No one spoke for a moment. Phyllis was enjoying a relaxation after the effort of the dinner table. It was no longer necessary to think, every instant, of something to say. Darkness takes the place of conversation. It replies to everything. Like fluid privacy the shadow rose and flowed restfully about them; faces were exempt from scrutiny; eyes, those timid escapers from question, could look abroad at ease. Reprieved from angers and anxieties, the mind yearned to come home under the roof of its little safe identity. It had not forgotten the distractions that make life hard: quarrels, the income tax, unanswered letters, toothache: but these hung for a moment, merely a pretty sparkle of fireflies. I feel as though I were really Me, Phyllis thought. I wish there were someone to hold my hand.
I wonder if I do like it? Joyce thought as soon as she heard her own voice.
Come home, come home to yourself, cried the incessant voice of darkness. The soulless musicians of earth fiddled with horrid ironic gusto. Nothing is true but desire, they wailed and wheedled. Now they were fierce piccolo and pibroch; now they had the itinerant rhythm of bawdy limericks.
Special intensity of silence seemed to emanate from Ben and Ruth, who sat close together on the top step. In the general pause theirs was like a hard core: it was not true silence but only repressed speech. The smell of Ben’s cigar floated among the group like an argument. It had a sensible, civilized, matter-of-fact, downtown fragrance. It seemed to suggest that someone—even the crickets, perhaps—should put down a proposition in black and white. Joyce had a feeling that Ben and Ruth were waiting for any one to say anything; and that when it was said they would jointly subject it to careful businesslike scrutiny. Contents noted, and in reply would say——
“Orchestra?” repeated Ben, in a puzzled voice.

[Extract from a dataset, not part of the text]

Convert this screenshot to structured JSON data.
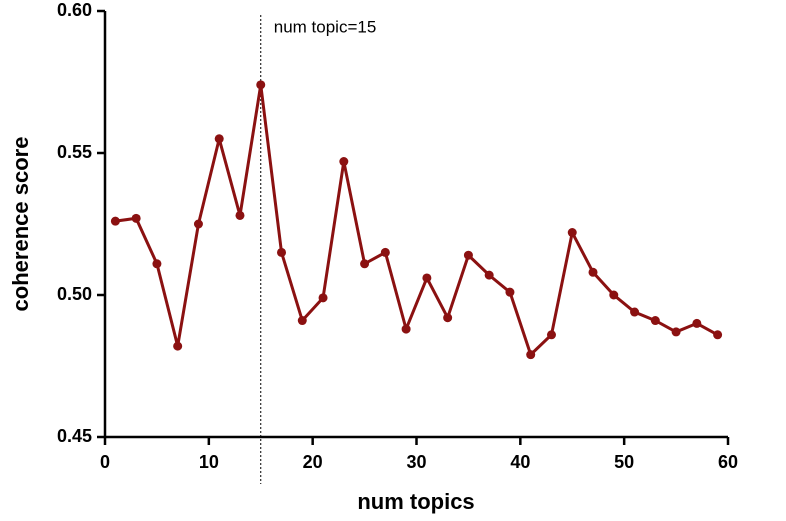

“The crickets.” (She tried not to make it sound like an explanation.) “I’d forgotten that nights on the Island were like this.”
Martin was sitting just below her. He had been playing with the pebbles on the path, picking them up and dropping them. He turned and looked up at her.
“Like what?” he asked.
She had the same sensation of disbelief she had felt at the dinner table. One must be strangely innocent or strangely reckless to ask questions like that. George’s face shone in the flare of a match: he looked emptily solemn and pensive as men always do while lighting a pipe. Joyce felt almost as though there were a kind of conspiracy against her to make her take the lead in talking.
“They fiddle away as though it was the most important night that ever happened,” she said, a little nervously. “As though they think it’s a First Night and the reviewers are here from the newspapers.”